そして、情けない恰好をしながらセックスしている自分の姿がかすかに映っているのです。

5.本当のテーマは「二面性」

このように、表面上と深層の2つの意味でとれる作品が僕は大好きです。
なのでこの曲も二面性にこだわりました。

音楽ジャンル的にも、ジャズとロックの二面性を持っています。
ジャズのようなウォーキングベース風のフレーズなのにエレキベースが演奏していたり、ジャズっぽい跳ねるリズムをロックドラムが演奏していたり……。

主人公の女の子も、SNS上の姿と不倫しているときの姿という二面性があります。
歌詞も前述の通り二面性があります。

6.恋愛ソングばかりのJ-POPへのアンチテーゼ

このように、解説を読む前と解説を読んだ後で楽曲の深度が違って見える曲を作ってみました。

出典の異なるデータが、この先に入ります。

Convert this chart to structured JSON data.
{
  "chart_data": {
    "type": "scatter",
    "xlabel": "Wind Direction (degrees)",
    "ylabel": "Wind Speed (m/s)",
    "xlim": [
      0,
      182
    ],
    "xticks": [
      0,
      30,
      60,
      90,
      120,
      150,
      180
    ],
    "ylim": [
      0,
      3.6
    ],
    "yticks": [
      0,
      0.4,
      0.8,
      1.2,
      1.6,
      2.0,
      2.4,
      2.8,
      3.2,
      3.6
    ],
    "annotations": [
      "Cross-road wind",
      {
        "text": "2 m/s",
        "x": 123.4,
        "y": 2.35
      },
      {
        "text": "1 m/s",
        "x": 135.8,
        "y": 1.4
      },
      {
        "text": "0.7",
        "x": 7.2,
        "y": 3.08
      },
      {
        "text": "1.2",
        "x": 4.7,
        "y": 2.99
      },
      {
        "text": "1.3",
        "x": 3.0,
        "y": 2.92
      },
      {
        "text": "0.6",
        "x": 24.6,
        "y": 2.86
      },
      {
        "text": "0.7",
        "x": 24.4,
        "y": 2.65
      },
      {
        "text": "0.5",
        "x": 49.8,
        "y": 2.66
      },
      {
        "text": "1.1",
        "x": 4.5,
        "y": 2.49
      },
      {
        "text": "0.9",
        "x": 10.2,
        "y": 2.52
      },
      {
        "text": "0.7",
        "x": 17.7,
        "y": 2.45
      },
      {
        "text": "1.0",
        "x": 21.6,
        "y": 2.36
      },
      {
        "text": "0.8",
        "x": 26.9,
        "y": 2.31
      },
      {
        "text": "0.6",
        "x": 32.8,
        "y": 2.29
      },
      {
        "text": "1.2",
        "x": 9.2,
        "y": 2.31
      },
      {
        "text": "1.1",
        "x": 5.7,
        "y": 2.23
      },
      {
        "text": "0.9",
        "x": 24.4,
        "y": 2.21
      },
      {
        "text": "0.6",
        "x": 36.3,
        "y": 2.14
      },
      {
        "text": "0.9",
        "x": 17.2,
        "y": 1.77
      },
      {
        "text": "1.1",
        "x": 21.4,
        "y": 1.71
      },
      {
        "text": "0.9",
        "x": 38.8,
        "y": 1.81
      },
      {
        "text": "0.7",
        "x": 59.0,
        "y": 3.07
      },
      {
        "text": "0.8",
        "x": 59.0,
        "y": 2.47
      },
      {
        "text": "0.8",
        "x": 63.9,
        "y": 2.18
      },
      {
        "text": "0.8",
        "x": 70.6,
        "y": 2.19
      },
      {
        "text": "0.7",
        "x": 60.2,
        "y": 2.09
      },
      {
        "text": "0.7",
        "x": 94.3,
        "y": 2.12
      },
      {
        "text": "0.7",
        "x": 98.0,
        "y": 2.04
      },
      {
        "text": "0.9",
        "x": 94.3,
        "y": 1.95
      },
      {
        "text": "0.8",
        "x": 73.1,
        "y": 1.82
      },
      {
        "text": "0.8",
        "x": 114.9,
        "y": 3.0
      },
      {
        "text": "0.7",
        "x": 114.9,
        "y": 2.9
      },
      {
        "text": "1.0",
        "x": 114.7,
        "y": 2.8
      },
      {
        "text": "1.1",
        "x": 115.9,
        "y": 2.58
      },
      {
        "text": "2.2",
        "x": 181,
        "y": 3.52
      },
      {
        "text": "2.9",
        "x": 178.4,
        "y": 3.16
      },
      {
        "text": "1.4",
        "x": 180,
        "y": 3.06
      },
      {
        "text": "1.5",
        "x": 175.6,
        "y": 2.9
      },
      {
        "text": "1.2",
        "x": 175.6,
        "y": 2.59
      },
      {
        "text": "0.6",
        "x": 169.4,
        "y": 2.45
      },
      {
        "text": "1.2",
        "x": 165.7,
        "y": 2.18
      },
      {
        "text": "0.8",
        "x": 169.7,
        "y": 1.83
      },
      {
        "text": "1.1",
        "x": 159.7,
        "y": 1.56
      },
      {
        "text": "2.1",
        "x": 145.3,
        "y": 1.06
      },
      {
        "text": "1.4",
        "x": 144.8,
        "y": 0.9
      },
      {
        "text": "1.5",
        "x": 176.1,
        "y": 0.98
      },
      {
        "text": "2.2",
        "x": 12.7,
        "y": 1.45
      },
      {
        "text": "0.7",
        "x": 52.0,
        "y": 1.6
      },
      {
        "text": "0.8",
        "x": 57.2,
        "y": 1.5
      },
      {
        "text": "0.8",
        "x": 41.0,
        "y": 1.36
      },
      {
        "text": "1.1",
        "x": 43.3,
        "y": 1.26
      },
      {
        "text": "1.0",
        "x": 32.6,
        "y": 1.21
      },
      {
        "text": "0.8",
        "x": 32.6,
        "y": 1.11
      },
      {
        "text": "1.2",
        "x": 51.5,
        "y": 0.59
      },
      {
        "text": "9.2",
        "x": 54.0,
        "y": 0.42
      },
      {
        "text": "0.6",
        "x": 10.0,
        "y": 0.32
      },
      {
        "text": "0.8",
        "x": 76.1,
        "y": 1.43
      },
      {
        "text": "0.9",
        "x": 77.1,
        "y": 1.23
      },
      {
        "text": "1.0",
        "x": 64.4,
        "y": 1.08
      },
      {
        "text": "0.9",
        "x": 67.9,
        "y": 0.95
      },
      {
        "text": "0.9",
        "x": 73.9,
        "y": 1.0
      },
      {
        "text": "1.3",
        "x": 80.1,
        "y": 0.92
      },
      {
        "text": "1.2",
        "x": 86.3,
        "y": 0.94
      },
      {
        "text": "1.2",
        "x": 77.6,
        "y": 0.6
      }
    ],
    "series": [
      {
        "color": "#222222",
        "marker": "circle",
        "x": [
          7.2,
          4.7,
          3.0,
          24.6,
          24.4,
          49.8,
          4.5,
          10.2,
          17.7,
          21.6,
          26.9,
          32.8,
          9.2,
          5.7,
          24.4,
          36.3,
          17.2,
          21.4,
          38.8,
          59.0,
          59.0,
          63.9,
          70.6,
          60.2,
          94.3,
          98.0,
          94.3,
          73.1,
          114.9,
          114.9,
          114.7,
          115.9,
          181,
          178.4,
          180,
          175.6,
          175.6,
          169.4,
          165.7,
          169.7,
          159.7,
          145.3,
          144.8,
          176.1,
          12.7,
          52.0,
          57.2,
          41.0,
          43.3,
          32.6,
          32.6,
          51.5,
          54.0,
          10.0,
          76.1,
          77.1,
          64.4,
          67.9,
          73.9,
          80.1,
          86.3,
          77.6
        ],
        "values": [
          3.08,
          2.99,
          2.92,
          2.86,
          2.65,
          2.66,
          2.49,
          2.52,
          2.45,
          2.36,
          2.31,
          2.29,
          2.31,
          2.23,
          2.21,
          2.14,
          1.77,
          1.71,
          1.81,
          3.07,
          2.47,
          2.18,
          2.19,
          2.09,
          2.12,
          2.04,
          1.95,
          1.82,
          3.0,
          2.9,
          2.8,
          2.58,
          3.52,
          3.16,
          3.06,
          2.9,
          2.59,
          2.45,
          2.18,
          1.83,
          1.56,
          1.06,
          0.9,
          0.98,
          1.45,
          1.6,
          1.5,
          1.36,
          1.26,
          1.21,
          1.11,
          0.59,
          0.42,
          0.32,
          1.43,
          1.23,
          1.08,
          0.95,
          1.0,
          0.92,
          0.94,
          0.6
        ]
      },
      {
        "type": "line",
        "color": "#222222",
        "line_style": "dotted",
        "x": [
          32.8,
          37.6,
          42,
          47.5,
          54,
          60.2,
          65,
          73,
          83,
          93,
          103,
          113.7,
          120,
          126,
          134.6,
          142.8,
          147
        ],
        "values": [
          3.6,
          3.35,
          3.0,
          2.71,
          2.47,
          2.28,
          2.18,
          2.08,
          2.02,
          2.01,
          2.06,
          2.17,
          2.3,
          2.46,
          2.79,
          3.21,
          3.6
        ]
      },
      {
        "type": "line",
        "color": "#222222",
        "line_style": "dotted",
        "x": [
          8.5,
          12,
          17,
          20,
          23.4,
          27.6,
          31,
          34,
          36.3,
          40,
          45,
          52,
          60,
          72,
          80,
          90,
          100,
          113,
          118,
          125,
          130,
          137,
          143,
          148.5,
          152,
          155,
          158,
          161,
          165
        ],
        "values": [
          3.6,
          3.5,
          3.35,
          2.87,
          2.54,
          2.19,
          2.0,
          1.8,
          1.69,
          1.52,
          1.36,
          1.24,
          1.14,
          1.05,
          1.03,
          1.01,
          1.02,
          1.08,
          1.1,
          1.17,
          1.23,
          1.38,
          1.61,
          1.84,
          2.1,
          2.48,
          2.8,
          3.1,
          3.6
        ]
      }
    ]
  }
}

表面上はくだらない恋愛ソングですが、音楽理論というメガネを通すと奥行きが見えたと思います。
この曲は、恋愛ソングばかりのJ-POPへのアンチテーゼでもあります。

また、通常恋愛ソングは歌詞の登場人物に自分を重ね合わせるものですが、裏のテーマを知った方は、どちらかというとメタ的視点から歌詞を見ることになります。
「あ~自分もこんな恋をしたなぁ」ではなく「あぁ、こんな恋するやつもいるのか」という視点です。、

今後発表する亡きカズの曲もこういうメタ視点の曲が多いです。
メタ視点から聴く曲もなかなかないと思いますので、ぜひ楽しんでいただければ幸いです。